One of the most important dates for the investing community was Monday, May 16, 2022. It was the deadline for hedge-fund managers with at least $100 million in assets under management to file a Form 13F with the SEC.
A 13F gives an under-the-hood look at what the most successful money managers bought, sold, and held during the most recently ended quarter. The data is at least six weeks old by the time it is filed, so it provides clues as to what stocks and trends are captivating fund managers.
The image is from the same source.
Money managers were busy during the first quarter because of market volatility. billionaires were not scared away from making big investments in growth stocks. The four growth stocks were piled into by billionaire money managers.
Meta Platforms is the company formerly known as Facebook. During the first quarter, a number of people took up a stake in Meta. The four companies added approximately 3.99 million shares, 3.66 million shares, and 2.27 million shares.
Although Meta is facing a number of challenges, billionaires see value in the platform.
Meta had 3.64 billion monthly active users across its family of apps in the first quarter. More than half of the world's adult population visits a Meta-owned asset at least once a month. Advertisers know that their best chance of reaching a broad audience is with Meta's social media sites. This is what gives Meta substantive ad-pricing power.
The company is cheap. Wall Street believes that the company will make over 14 earnings per share in the next five years. A forward-year price-to-earnings ratio of 14 is jaw-droppingly low for a company that has consistently grown by double-digit percentage.
Nio launched its electric sedan in March of 2022. The image is from Nio.
Nio is a China-based electric vehicle (EV) manufacturer that billionaires couldn't get enough of in the first quarter. John Overdeck, David Siegel, and Ray Dalio were all big buyers. The funds added approximately 5.18 million shares.
Nio is facing enormous supply chain challenges. The company has dealt with part shortages tied to COVID-19 lockdowns in various provinces within China.

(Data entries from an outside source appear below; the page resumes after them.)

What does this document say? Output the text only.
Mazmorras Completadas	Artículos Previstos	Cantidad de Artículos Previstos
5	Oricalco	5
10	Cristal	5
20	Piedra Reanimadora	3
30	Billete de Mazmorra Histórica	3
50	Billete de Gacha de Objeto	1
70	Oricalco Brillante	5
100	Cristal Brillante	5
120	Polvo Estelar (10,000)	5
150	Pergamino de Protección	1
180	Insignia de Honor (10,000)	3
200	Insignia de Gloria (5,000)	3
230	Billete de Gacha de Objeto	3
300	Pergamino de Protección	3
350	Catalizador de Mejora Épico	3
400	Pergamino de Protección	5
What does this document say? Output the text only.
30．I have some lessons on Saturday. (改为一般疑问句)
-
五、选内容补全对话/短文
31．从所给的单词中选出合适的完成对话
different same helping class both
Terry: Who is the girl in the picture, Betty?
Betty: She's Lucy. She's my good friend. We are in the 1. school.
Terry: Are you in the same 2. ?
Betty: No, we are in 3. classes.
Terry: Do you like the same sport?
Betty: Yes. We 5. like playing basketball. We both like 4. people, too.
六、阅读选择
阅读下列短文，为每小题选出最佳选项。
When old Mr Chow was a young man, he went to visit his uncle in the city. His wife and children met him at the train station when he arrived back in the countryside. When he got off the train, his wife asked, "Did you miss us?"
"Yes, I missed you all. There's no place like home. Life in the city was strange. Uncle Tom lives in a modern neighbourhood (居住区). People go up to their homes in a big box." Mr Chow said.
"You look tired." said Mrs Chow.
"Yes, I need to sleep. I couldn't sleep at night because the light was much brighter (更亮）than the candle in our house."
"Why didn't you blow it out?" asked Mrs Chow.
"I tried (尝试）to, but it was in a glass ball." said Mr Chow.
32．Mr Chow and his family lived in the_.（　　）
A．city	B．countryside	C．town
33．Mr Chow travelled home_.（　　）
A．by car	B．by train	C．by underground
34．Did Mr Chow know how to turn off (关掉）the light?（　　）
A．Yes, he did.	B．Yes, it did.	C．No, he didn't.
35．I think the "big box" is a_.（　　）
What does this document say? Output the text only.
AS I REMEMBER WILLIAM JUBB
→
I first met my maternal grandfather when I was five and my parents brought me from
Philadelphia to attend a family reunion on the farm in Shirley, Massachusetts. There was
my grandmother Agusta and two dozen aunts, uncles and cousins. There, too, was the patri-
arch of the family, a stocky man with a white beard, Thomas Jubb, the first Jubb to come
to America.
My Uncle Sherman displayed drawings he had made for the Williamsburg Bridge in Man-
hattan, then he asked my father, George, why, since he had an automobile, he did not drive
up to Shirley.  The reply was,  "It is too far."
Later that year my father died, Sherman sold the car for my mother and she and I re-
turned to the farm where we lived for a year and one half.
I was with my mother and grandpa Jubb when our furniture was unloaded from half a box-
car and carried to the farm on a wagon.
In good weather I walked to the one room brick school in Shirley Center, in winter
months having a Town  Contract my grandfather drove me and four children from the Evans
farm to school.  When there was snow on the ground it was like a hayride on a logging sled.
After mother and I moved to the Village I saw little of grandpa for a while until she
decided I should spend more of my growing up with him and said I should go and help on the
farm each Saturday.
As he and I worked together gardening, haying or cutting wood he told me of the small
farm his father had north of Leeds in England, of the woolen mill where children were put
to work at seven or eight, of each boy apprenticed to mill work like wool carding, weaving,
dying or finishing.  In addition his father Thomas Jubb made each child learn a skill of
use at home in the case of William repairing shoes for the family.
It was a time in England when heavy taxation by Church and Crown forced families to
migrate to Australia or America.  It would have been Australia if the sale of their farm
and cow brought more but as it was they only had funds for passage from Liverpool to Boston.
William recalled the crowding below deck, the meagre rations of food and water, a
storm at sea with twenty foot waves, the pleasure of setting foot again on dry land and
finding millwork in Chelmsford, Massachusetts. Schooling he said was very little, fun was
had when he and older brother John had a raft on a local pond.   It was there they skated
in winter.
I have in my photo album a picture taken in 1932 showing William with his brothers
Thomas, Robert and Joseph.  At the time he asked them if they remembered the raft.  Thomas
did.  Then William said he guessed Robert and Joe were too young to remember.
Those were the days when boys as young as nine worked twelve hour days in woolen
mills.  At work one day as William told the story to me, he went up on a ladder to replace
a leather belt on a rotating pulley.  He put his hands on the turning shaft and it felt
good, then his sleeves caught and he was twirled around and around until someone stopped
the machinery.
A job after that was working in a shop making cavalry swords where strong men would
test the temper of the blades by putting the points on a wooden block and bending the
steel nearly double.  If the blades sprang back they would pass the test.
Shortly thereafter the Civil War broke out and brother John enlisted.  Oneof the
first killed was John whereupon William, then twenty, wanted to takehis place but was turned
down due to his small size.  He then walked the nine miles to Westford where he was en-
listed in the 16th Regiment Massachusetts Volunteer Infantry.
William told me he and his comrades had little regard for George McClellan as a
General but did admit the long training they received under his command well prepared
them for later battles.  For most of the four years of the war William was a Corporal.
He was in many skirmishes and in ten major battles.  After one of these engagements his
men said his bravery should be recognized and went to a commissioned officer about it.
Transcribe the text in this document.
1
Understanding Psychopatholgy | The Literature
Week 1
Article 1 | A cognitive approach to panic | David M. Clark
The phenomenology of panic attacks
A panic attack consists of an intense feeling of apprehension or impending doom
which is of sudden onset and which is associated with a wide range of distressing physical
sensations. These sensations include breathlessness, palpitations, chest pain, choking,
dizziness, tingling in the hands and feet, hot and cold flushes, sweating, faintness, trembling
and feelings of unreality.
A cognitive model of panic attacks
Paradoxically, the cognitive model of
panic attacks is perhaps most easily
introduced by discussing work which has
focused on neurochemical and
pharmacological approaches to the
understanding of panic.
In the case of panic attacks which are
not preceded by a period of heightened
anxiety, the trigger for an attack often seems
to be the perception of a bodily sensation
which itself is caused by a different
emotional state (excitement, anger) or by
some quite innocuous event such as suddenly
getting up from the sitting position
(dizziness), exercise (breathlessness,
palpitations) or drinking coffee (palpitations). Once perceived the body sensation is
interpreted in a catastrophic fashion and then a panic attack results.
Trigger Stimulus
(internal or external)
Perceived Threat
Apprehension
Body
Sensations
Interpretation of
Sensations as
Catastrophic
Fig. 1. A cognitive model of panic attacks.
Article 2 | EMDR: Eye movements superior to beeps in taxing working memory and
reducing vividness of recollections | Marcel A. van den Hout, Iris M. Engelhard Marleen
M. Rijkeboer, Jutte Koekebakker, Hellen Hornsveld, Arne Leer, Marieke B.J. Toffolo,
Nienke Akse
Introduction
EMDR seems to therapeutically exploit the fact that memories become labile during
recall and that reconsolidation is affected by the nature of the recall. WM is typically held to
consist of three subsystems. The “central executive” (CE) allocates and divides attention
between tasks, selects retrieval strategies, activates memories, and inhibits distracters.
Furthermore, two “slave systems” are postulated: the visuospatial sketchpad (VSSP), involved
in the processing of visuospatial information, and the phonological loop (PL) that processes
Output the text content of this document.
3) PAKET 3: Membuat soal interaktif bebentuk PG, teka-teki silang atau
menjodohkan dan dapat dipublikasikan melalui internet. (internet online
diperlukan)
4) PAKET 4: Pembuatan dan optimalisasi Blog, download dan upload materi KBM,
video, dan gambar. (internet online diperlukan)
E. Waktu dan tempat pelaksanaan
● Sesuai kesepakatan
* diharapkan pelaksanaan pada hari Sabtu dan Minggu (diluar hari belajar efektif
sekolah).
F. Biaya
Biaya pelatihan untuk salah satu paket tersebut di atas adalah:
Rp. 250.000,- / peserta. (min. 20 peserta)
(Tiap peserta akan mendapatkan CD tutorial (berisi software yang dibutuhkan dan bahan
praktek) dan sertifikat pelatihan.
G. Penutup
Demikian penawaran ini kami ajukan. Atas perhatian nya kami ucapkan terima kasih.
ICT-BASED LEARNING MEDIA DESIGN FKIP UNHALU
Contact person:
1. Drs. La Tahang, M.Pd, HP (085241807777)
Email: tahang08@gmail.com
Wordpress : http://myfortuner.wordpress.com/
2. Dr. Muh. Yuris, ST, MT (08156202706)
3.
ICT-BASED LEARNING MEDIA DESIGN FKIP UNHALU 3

Despite these challenges, Nio has billionaires on the move. The company was able to quickly ramp up production when supply chain challenges waned, as it was able to produce EV at an annual run rate of over 100,000.
Nio is innovative despite being a newer car. Premium battery options allow for around 620 miles on a single charge for the newly introduced sedans. Nio's sedans should be able to compete with the Model 3 and Model S.
Nio's battery-as-a-service subscription could be a long-term game change.
The image is from the same source.
Datadog was a cloud-based application monitoring and security company that billionaires were excited to invest in during the first quarter sell-off. The active buyers were Ken Griffin's Citadel Advisors, Overdeck and Siegel of Two Sigma, and Israel Englander's Millennium Management. The three companies added approximately 614,200 shares, 203,200 shares, and 175,800 shares.
Since the beginning of the year, Datadog's valuation has proved to be its own worst enemy. The company's shares are still worth 19 times forecast sales for the year and close to 100 times Wall Street's forecast earnings. When the economy slows down, companies in the tech sector feel the pinch.
The good news for Datadog and its shareholders is that the company is at the center of a seemingly unstoppable trend. With businesses shifting their data online and into the cloud at an accelerated pace, the company is positioned perfectly to aid in that transition and help businesses better understand their customers.
It has been successful in courting larger customers. Datadog had 2,250 clients that generated at least $100,000 in annual recurring revenue. Datadog's superior growth rate is unlikely to slow anytime soon, as it was up 60% from the prior-year period.
The image is from the same source.
Novavax is a growth stock that billionaires bought in the first quarter. The buyers were all from Coatue Management, Millennium Management, and Citadel Advisors. In the first quarter, these funds purchased 883,400 shares, 609,300 shares and 484,600 shares.
Novavax's promise and peril rests with the company's COVID-19 vaccine. Novavax delayed filing for emergency-use authorization in a number of key markets. It has been dealing with a slow vaccine ramp up. These concerns have sent shares more than 80% below their high.
Novavax appears to have a highly effective vaccine. The vaccine efficacies of 89.7% in the UK and 90.4% in the U.S. were produced by two large-scale clinical trials last year. The third trial in adolescents featured an 80% vaccine efficacy. Novavax is one of the few drugmakers to hit the 90% vaccine efficacy mark.
Novavax has kept its sales projection of $4 billion to $5 billion. The company will be valued at roughly 2 times Wall Street's projected earnings this year if it can deliver on this forecast. Novavax has over 1.57 billion in cash and cash equivalents, so it looks cheap.